Why A: The user can ping the default gateway consistently, indicating Layer 3 connectivity to the local network is intact. However, intermittent web page failures suggest a name resolution issue, as DNS translates domain names to IP addresses. If the DNS server is misconfigured, unreachable, or returning stale records, the browser will fail to load pages even though basic IP connectivity works. Checking DNS server configuration is the logical next step because it directly addresses the symptom of name resolution failures.

Variation 2. A user reports that they can browse to a website by typing its IP address (e.g., 93.184.216.34) but cannot access it by typing the domain name (e.g., www.example.com). The user's workstation receives IP configuration via DHCP. Which of the following is the most likely cause?

easy
  • A.The default gateway is misconfigured.
  • B.The DNS server address is incorrect or unreachable.
  • C.The web server's SSL certificate is expired.
  • D.The workstation's hosts file has an incorrect entry.
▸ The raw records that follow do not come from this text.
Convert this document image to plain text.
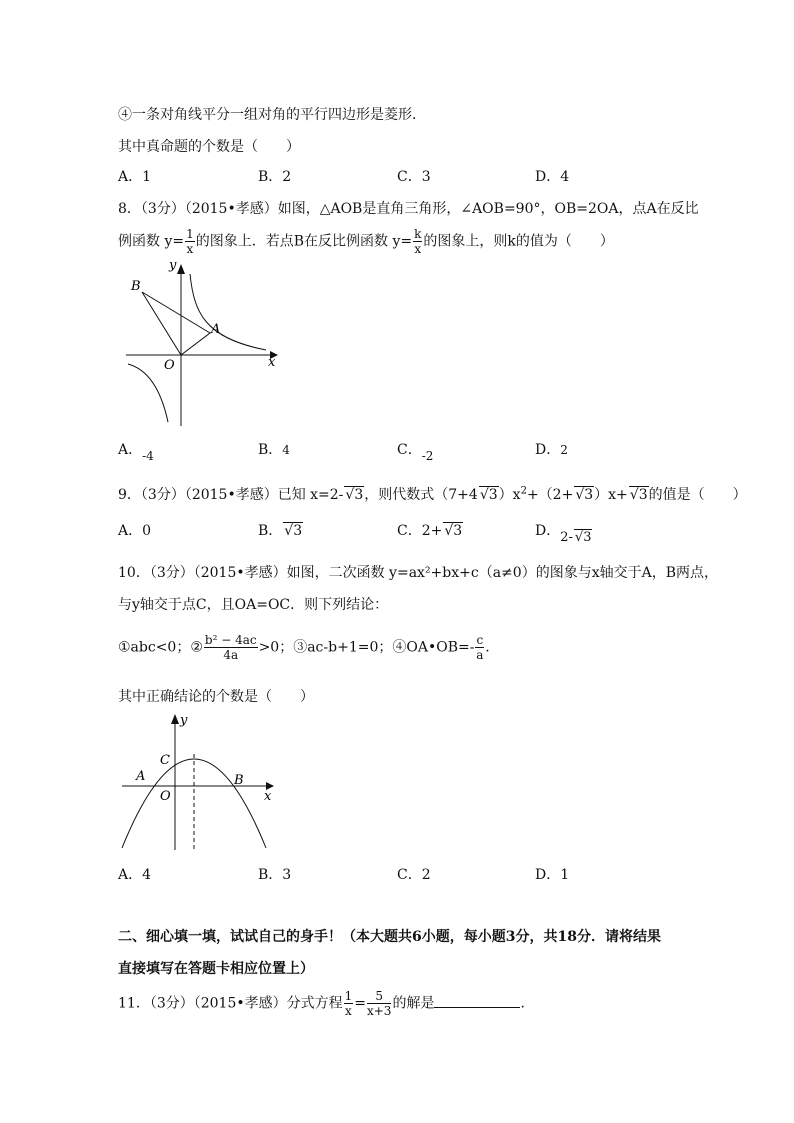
④一条对角线平分一组对角的平行四边形是菱形．
其中真命题的个数是（　　）
A．1	B．2	C．3	D．4
8．（3分）（2015•孝感）如图，△AOB是直角三角形，∠AOB=90°，OB=2OA，点A在反比
例函数 $y= \frac{1}{x}$ 的图象上．若点B在反比例函数 $y= \frac{k}{x}$ 的图象上，则k的值为（　　）
B
A
O	x
y
A．-4	B．4	C．-2	D．2
9．（3分）（2015•孝感）已知 x=2-√ 3，则代数式（7+4√ $3)x^2+(2+√$ 3）x+√ 3的值是（　　）
A．0	B．√ 3	C．2+√ 3	D．2-√ 3
10．（3分）（2015•孝感）如图，二次函数 y=ax²+bx+c（a≠0）的图象与x轴交于A，B两点，
与y轴交于点C，且OA=OC．则下列结论：
①abc<0；② $\frac{\text{b² − 4ac}}{4a} >0$；③ac-b+1=0；④OA•OB=- $\frac{c}{a}$ .
其中正确结论的个数是（　　）
C
A
O
B
x
y
A．4	B．3	C．2	D．1
二、细心填一填，试试自己的身手！（本大题共6小题，每小题3分，共18分．请将结果
直接填写在答题卡相应位置上）
11．（3分）（2015•孝感）分式方程 $\frac{1}{x} = \frac{5}{x+3}$ 的解是	．
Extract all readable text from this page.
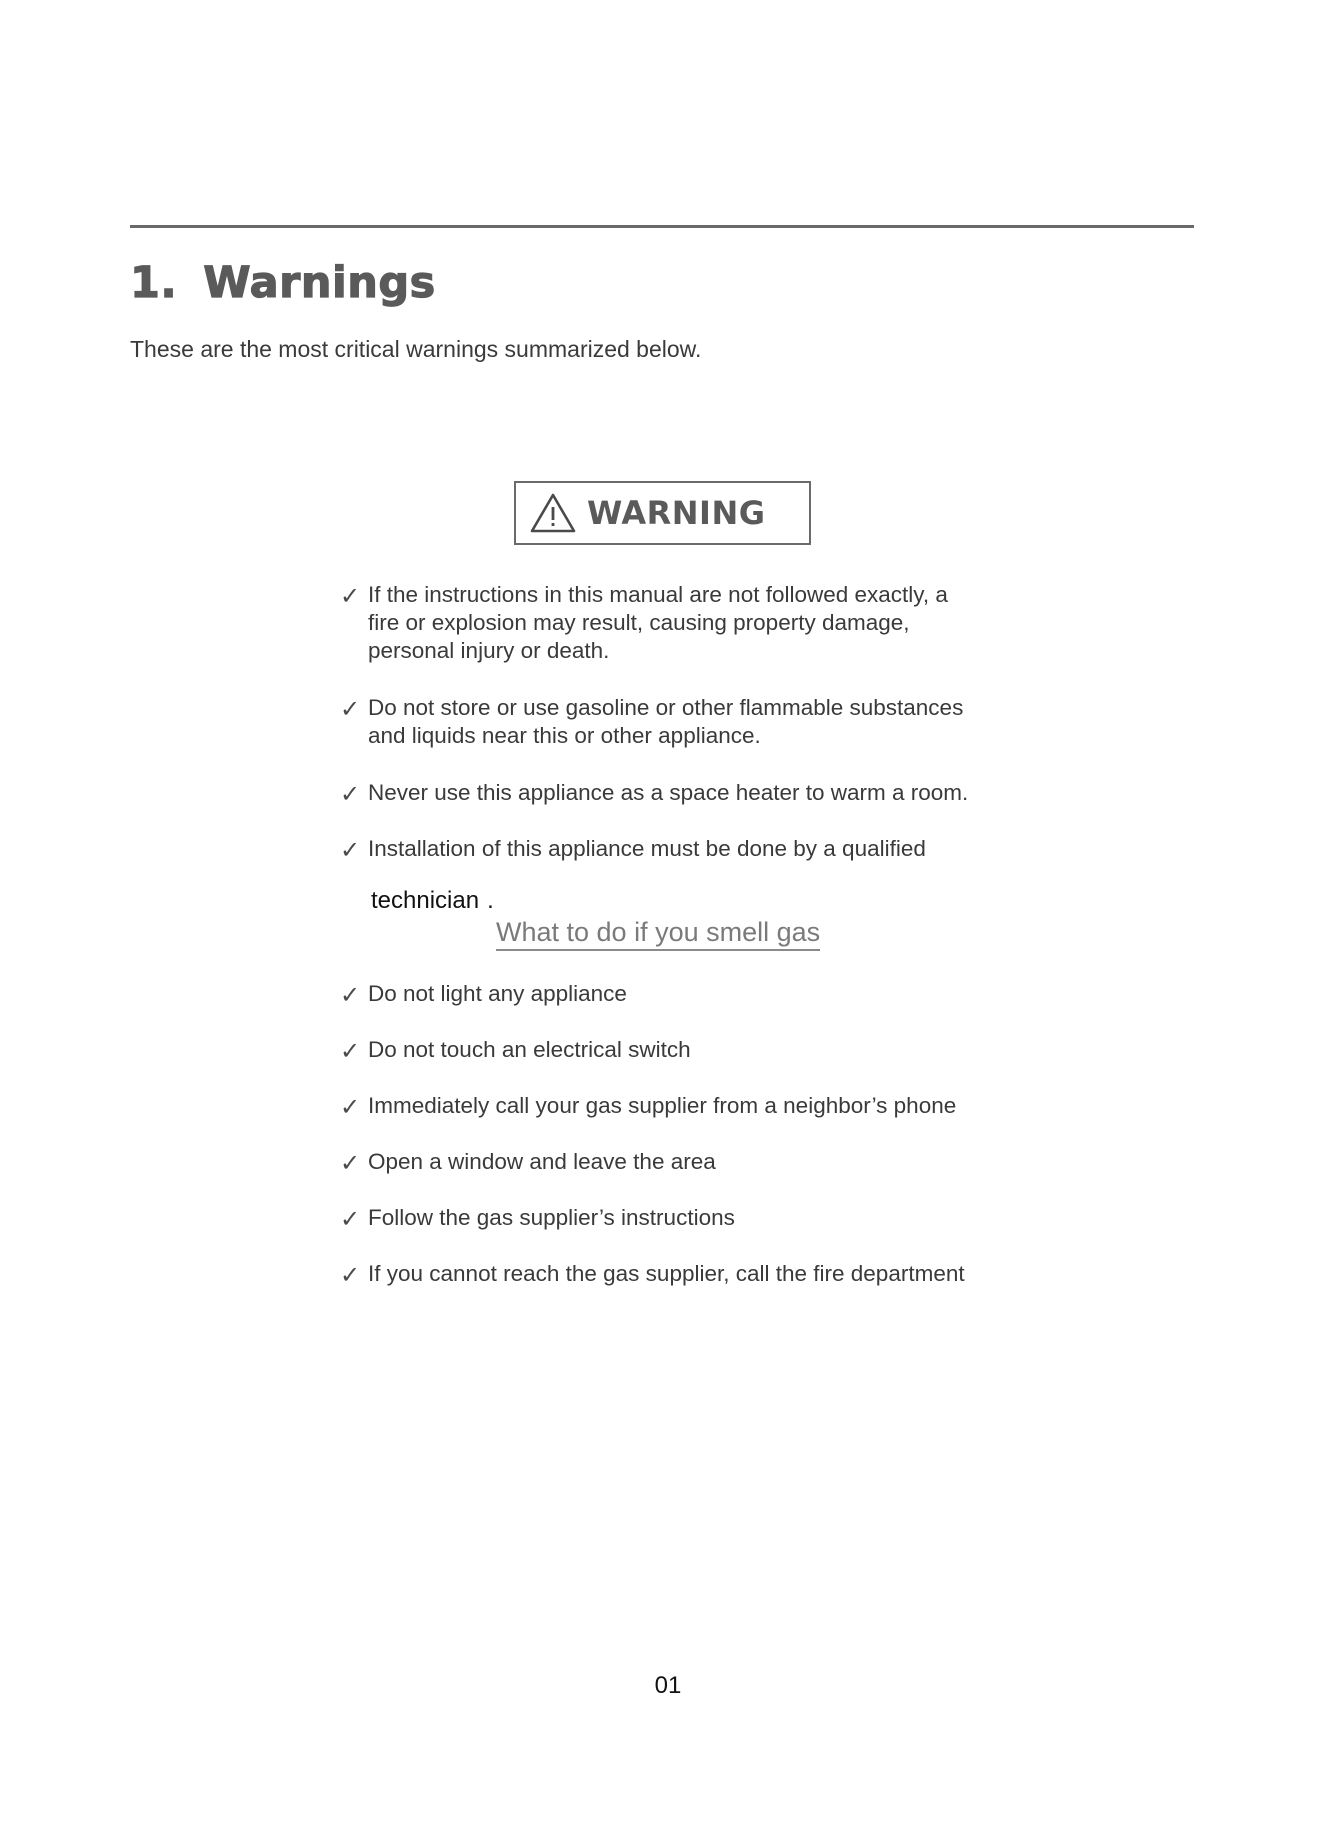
1. Warnings

These are the most critical warnings summarized below.

WARNING
✓ If the instructions in this manual are not followed exactly, a
fire or explosion may result, causing property damage,
personal injury or death.
✓ Do not store or use gasoline or other flammable substances
and liquids near this or other appliance.
✓ Never use this appliance as a space heater to warm a room.
✓ Installation of this appliance must be done by a qualified
technician .
What to do if you smell gas
✓ Do not light any appliance
✓ Do not touch an electrical switch
✓ Immediately call your gas supplier from a neighbor’s phone
✓ Open a window and leave the area
✓ Follow the gas supplier’s instructions
✓ If you cannot reach the gas supplier, call the fire department
01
Why B: The user can reach the website by IP address but not by domain name, which isolates the issue to name resolution. DNS translates domain names to IP addresses; if the DNS server address provided by DHCP is incorrect or unreachable, the workstation cannot resolve www.example.com to 93.184.216.34. This is the most likely cause because all other connectivity (default gateway, web server) is confirmed working by the successful IP-based access.

Variation 3. A user reports that they can connect to the internet by IP address but cannot access any websites by domain name. Which command-line tool should a technician use first to isolate the issue?

medium
  • A.ping
  • B.nslookup
  • C.tracert
  • D.netstat

Why B: The user can reach the internet by IP address but not by domain name, which indicates a DNS resolution failure. The `nslookup` command queries DNS servers directly to test name resolution, making it the correct first step to isolate whether the issue is with the DNS server, the client's DNS configuration, or a network path to the DNS server.